Exhibiting localized Christianity: Missionary exhibitions and knowledge production in colonial India (1880-1950)

Presenter

Dinesh Nainika - University of Pennsylvania, University of Pennsylvania, Philadelphia, United States

Panel

56 – Knowledge Production and Global Ties: Diverse Places, Different Contexts in Colonial and Postcolonial India

Abstract

Missionary produced journals presented life in India as absolute misery throughout the late nineteenth and early twentieth centuries. These discourses were presented with dramatic effect at exhibitions organised by missionary societies in Britain. At exhibitions, audiences could walk through streets constructed to look like India, feel household objects brought from India, and view plays and performances scripted by missionaries.
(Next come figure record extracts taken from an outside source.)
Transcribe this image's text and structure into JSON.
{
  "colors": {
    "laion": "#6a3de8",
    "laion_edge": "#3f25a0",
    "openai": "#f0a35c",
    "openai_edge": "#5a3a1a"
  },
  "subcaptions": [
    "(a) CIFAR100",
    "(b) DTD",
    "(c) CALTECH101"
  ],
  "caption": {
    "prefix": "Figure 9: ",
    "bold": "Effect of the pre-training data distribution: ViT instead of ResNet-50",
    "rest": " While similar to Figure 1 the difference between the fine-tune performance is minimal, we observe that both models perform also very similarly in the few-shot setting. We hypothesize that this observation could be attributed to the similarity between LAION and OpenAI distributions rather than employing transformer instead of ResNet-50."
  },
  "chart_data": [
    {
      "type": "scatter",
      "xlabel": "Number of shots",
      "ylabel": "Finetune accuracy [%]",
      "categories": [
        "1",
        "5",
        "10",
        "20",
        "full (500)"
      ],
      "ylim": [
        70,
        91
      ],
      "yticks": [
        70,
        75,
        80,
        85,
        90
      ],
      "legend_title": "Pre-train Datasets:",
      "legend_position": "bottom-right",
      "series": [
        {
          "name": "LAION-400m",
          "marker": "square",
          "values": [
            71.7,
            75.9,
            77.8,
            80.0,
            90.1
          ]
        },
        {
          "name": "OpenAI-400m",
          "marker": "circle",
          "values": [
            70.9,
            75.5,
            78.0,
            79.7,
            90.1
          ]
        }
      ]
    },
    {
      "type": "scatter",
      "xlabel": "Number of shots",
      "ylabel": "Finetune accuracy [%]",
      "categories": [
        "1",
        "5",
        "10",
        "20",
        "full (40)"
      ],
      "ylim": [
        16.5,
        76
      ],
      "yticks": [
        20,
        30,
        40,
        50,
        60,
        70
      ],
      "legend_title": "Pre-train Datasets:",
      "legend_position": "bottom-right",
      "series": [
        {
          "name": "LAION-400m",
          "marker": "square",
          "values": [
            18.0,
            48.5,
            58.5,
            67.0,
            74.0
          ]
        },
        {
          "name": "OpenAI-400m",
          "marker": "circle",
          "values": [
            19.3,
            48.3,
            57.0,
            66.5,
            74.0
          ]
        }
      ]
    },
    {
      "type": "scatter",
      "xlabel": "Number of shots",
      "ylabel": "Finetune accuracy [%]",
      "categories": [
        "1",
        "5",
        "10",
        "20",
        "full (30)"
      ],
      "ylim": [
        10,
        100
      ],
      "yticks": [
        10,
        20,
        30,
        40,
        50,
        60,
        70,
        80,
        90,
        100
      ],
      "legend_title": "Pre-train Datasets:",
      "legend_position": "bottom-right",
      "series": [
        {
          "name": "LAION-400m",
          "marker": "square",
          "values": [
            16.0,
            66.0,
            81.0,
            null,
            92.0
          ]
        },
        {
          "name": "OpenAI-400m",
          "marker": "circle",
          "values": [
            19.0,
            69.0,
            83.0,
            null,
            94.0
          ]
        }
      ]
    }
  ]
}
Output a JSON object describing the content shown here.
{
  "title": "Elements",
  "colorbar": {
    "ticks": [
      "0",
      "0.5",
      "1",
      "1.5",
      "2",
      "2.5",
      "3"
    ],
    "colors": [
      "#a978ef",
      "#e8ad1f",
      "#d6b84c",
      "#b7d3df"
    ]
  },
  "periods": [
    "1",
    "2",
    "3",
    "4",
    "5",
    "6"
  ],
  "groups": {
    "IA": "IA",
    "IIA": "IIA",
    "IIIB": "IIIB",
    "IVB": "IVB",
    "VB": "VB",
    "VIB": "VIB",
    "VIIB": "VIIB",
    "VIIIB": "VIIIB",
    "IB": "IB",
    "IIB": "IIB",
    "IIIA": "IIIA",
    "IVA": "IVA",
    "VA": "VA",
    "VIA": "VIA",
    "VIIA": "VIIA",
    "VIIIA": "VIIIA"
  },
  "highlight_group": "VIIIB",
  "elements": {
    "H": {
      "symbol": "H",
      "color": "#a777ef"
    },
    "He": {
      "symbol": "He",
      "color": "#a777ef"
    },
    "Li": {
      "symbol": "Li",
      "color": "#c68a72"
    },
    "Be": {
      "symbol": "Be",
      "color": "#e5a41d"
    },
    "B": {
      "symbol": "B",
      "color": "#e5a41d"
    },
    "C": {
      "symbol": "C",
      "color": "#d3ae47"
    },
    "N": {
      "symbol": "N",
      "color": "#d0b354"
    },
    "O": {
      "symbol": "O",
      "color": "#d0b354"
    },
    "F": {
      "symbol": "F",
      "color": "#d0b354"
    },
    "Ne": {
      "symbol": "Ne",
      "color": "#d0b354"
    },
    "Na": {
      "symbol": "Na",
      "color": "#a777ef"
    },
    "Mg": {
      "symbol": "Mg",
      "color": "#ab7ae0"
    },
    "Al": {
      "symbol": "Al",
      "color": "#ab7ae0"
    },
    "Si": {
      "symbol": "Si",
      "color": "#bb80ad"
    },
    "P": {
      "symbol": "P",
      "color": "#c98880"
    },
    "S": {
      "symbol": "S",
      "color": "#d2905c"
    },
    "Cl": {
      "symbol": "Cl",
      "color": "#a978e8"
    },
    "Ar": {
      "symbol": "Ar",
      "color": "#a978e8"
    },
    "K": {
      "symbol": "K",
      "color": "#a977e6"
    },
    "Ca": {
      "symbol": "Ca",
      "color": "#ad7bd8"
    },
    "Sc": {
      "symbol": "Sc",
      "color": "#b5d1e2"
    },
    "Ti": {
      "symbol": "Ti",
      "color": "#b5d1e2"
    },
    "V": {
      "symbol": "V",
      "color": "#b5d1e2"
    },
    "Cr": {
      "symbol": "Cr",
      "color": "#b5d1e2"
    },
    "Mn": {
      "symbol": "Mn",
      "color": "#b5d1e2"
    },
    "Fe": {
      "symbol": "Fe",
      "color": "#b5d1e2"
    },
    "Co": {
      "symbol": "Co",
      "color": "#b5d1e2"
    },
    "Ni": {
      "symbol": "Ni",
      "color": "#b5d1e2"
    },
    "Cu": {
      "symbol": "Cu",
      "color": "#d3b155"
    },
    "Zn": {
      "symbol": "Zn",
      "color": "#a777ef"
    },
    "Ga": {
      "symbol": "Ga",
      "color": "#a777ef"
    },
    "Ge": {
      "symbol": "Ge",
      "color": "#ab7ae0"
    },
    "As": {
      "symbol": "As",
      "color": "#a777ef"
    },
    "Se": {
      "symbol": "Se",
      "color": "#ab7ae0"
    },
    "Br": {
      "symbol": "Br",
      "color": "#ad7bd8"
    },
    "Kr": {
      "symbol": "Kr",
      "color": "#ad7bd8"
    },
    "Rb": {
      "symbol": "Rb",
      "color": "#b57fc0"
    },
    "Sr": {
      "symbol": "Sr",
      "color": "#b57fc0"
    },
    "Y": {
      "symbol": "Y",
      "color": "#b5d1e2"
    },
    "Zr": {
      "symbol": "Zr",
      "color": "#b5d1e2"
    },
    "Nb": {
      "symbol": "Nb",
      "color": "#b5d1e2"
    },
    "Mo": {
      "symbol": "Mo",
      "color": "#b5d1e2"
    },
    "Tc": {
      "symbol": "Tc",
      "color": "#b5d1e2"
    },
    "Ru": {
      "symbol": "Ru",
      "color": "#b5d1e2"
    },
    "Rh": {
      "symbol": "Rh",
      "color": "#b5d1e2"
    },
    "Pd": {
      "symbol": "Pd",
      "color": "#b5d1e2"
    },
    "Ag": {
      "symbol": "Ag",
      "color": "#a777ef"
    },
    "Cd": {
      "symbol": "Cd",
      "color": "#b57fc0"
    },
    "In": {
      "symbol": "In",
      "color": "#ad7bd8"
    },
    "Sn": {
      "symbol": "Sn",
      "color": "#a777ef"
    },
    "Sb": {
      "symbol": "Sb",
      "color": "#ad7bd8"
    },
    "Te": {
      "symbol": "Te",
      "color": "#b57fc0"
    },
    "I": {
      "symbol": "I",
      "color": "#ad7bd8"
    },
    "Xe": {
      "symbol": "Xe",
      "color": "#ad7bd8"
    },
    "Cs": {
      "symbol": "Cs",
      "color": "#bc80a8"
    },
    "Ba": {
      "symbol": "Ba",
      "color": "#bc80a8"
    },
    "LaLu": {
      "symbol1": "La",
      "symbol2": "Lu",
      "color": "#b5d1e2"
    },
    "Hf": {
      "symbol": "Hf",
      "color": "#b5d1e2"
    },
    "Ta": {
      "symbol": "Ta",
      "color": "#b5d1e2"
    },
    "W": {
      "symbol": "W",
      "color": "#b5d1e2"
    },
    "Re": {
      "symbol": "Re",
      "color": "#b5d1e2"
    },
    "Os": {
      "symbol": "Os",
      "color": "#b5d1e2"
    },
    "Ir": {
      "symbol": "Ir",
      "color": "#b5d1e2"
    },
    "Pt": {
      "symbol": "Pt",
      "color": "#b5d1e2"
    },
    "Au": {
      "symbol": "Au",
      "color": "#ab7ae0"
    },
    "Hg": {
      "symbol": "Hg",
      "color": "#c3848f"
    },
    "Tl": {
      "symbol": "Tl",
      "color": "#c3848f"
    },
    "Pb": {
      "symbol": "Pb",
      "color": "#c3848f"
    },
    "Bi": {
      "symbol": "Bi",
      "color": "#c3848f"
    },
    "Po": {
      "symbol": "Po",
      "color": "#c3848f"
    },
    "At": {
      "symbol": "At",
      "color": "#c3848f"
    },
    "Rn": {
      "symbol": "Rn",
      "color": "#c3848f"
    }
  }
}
The range of missionary produced discourses appear to create an ‘other’, desperate to be saved by European Christianity and civilisation. Scholarship on nineteenth century missionary work has emphasised this point about knowledge production. In this paper, I ask why missionaries produced certain discourses about dire poverty for exhibitions when their work in India often involved close collaboration with elite Indians. I will compare discourses produced in exhibitions about life in India with the work done by missionaries including setting up schools and hospitals. This work happened through the support of elite Indians and colonial government officials. Through this examination, I will argue that overseas missionary work incorporated different cultural elements to create a localized form of Christianity. Missionary societies presented elements of this local Christianity at exhibitions. Missionary exhibitions, therefore, were not merely about presenting Christianity and civilization as a distinctly European characteristic against a homogenous ‘other’.